Die Ergebnisse des Konzeptes zeigen, dass – ausgehend von rund insgesamt 28.300 fehlenden Wohnungen im Zeitraum von 2016 bis 2025 – rund 18.500 Wohnungen im Mehrfamilienhaussegment benötigt werden, rund 9.800 Wohnungen sollen im Ein- und Zweifamilienhaus-Segment entstehen. Der auf die Kommunen umgelegte Bedarf reicht von 200 Wohnungen in Wennigsen bis hin zu 16.000 Wohnungen in der Landeshauptstadt Hannover. Dafür werden insgesamt rund 660 Hektar Wohnungsbaufläche benötigt. Laut Ergebnissen des Wohnbauflächenkatasters der Region Hannover bestehen derzeit Wohnbauflächenreserven von rund 800 Hektar, die es zu aktivieren gilt. Der Sozialwohnungsbedarf von 12.400 Wohnungen bis 2025 ist ein weiterer Schwerpunkt des Konzeptes, nach dem rund 6.800 Wohnungen durch geförderten Wohnungsneubau entstehen sollen. Etwa 5.600 Wohnungen sollen durch Wohnraumfördermaßnahmen im Wohnungsbestand umgesetzt werden.

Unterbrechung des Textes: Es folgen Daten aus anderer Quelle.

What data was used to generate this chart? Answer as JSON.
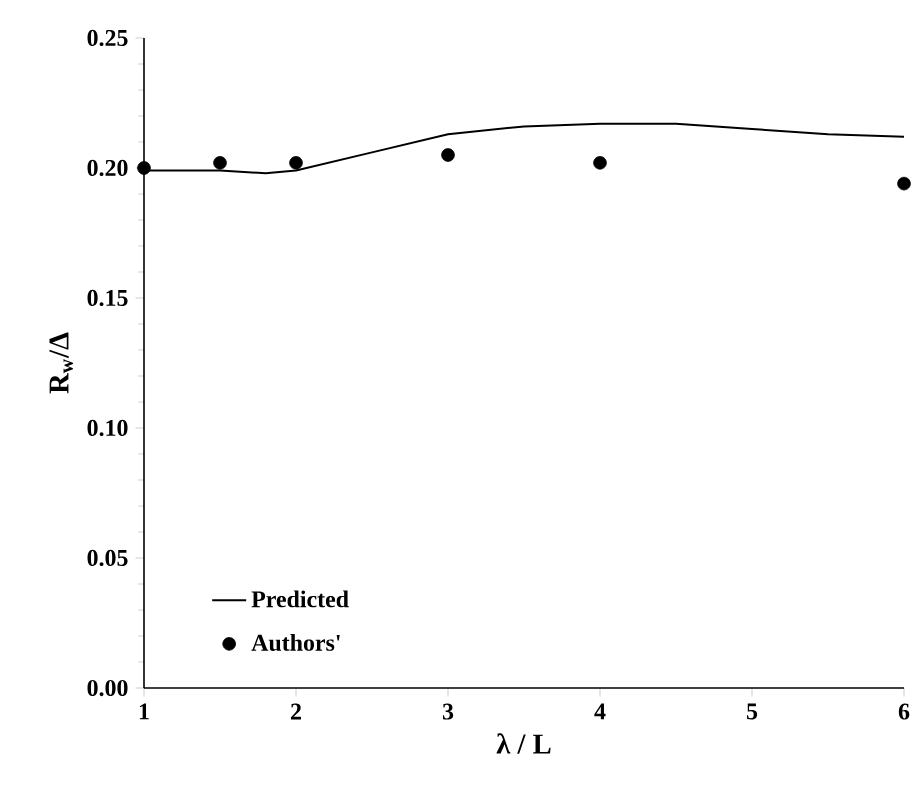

Neben der Analyse des gesamtregionalen Wohnungsbedarfes und dessen anteilige Umsetzungsmöglichkeiten vor Ort sind die kommunalen Steckbriefe für alle regionsangehörigen Städte und Gemeinden wichtiger Baustein des Konzeptes. Sie liefern den Kommunen wesentliche Nachweise für die Neubauförderung des Landes und der Region Hannover und lokale Informationen: So finden sich in jedem rund 25-seitigen Steckbrief unter anderem Daten zur Bevölkerungsentwicklung, Altersstruktur, zum Wohnungsmarkt, Wohnungsbestand, Baustruktur, Miet- und Kaufpreisentwicklung, zu Haushalten mit geringem Einkommen, zu Wohnbaupotenzialen und -bedarfen.

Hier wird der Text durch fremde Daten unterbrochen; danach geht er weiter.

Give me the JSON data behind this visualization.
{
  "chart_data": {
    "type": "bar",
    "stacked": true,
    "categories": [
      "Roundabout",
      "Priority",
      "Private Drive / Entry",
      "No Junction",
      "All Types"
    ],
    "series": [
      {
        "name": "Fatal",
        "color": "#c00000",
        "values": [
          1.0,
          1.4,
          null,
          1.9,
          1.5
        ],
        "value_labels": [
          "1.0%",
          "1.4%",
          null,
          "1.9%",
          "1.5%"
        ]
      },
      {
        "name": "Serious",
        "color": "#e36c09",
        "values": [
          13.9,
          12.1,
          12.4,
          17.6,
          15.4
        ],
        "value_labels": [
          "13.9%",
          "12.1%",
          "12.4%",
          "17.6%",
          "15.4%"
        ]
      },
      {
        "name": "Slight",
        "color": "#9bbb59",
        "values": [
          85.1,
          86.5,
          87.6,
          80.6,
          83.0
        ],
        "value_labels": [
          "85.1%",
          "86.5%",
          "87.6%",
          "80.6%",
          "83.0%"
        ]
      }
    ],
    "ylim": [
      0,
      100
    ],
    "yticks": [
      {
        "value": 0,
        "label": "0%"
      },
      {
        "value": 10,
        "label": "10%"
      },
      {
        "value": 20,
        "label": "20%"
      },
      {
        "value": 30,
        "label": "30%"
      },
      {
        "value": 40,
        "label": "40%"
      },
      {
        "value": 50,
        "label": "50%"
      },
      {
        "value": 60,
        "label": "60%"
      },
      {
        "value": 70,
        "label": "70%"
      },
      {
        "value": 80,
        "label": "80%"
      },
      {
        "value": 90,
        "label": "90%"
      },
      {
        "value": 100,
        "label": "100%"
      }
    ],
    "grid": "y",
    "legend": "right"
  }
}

Das Regionale Wohnraumversorgungskonzept sowie die kommunalen Steckbriefe stehen im Internet auf http://regions-sitzungsinfo.hannit.de/bi/vo020.asp... zur Verfügung.

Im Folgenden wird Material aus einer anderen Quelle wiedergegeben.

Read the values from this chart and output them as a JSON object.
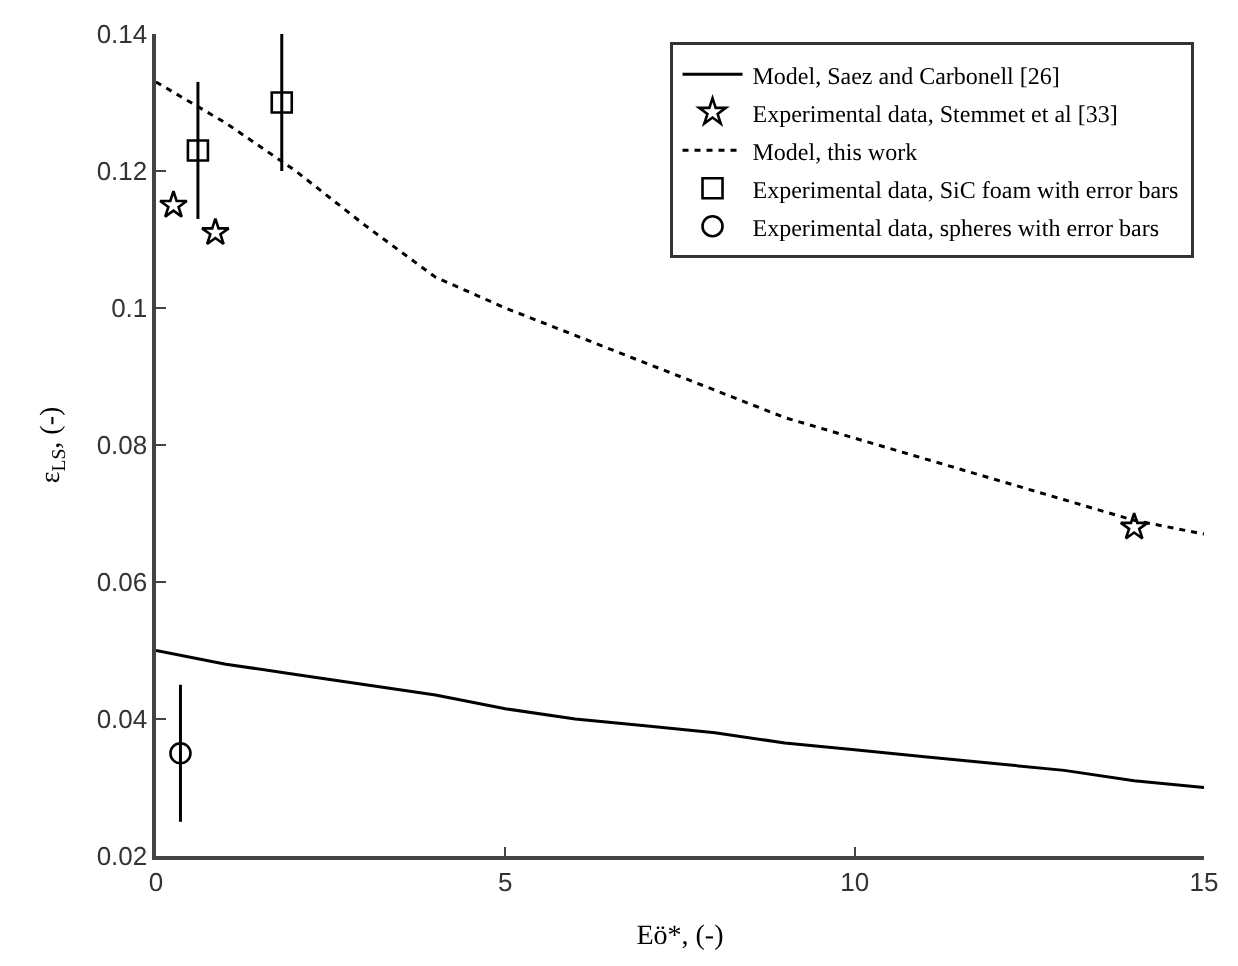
{
  "chart_data": {
    "type": "line",
    "xlabel": "Eö*, (-)",
    "ylabel": "ε$_{LS}$, (-)",
    "xlim": [
      0,
      15
    ],
    "xticks": [
      0,
      5,
      10,
      15
    ],
    "ylim": [
      0.02,
      0.14
    ],
    "yticks": [
      0.02,
      0.04,
      0.06,
      0.08,
      {
        "value": 0.1,
        "label": "0.1"
      },
      0.12,
      0.14
    ],
    "legend": "top right",
    "series": [
      {
        "name": "Model, Saez and Carbonell [26]",
        "line_style": "solid",
        "color": "#000000",
        "x": [
          0,
          1,
          2,
          3,
          4,
          5,
          6,
          7,
          8,
          9,
          10,
          11,
          12,
          13,
          14,
          15
        ],
        "values": [
          0.05,
          0.048,
          0.0465,
          0.045,
          0.0435,
          0.0415,
          0.04,
          0.039,
          0.038,
          0.0365,
          0.0355,
          0.0345,
          0.0335,
          0.0325,
          0.031,
          0.03
        ]
      },
      {
        "name": "Experimental data, Stemmet et al [33]",
        "type": "scatter",
        "marker": "star",
        "color": "#000000",
        "x": [
          0.25,
          0.85,
          14
        ],
        "values": [
          0.115,
          0.111,
          0.068
        ]
      },
      {
        "name": "Model, this work",
        "line_style": "dotted",
        "color": "#000000",
        "x": [
          0,
          1,
          2,
          3,
          4,
          5,
          6,
          7,
          8,
          9,
          10,
          11,
          12,
          13,
          14,
          15
        ],
        "values": [
          0.133,
          0.127,
          0.12,
          0.112,
          0.1045,
          0.1,
          0.096,
          0.092,
          0.088,
          0.084,
          0.081,
          0.078,
          0.075,
          0.072,
          0.069,
          0.067
        ]
      },
      {
        "name": "Experimental data, SiC foam with error bars",
        "type": "scatter",
        "marker": "square",
        "color": "#000000",
        "x": [
          0.6,
          1.8
        ],
        "values": [
          0.123,
          0.13
        ],
        "errors": [
          0.01,
          0.01
        ]
      },
      {
        "name": "Experimental data, spheres with error bars",
        "type": "scatter",
        "marker": "circle",
        "color": "#000000",
        "x": [
          0.35
        ],
        "values": [
          0.035
        ],
        "errors": [
          0.01
        ]
      }
    ]
  }
}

Instrumente der WohnBauInitiative
Die Region Hannover setzt im Rahmen der WohnBauInitiative auf zwei Kernelemente: Fläche und Förderung. Den Kernelementen sind neben dem Regionalen Wohnraumversorgungskonzept im Bereich Förderung unterschiedliche Instrumente zugeordnet: Das digitale Wohnbauflächenkataster erfasst sämtliche Daten über aktuelle und geplante Bauflächen und gibt eine regionsweite Übersicht über Wohnbaulandpotenziale. Die geplante Koordinierungsstelle Wohnungsbau soll Kommunen und Investoren zu Planungsfragen beraten und unterstützen. Eine weitere Aufgabe ist die Koordination des Flächendialogs mit den Kommunen zu stadtplanerischen und städtebaulichen Fragestellungen. Das Wohnraumförderprogramm der Region Hannover unterstützt die Schaffung und Modernisierung von Mietwohnraum im Regionsgebiet sowie den Erwerb von Belegungsrechten. Mit der WohnBauPrämie unterstützt die Region die Kommunen beim Wohnungsbau mit einer Förderpauschale pro gebaute Wohnung.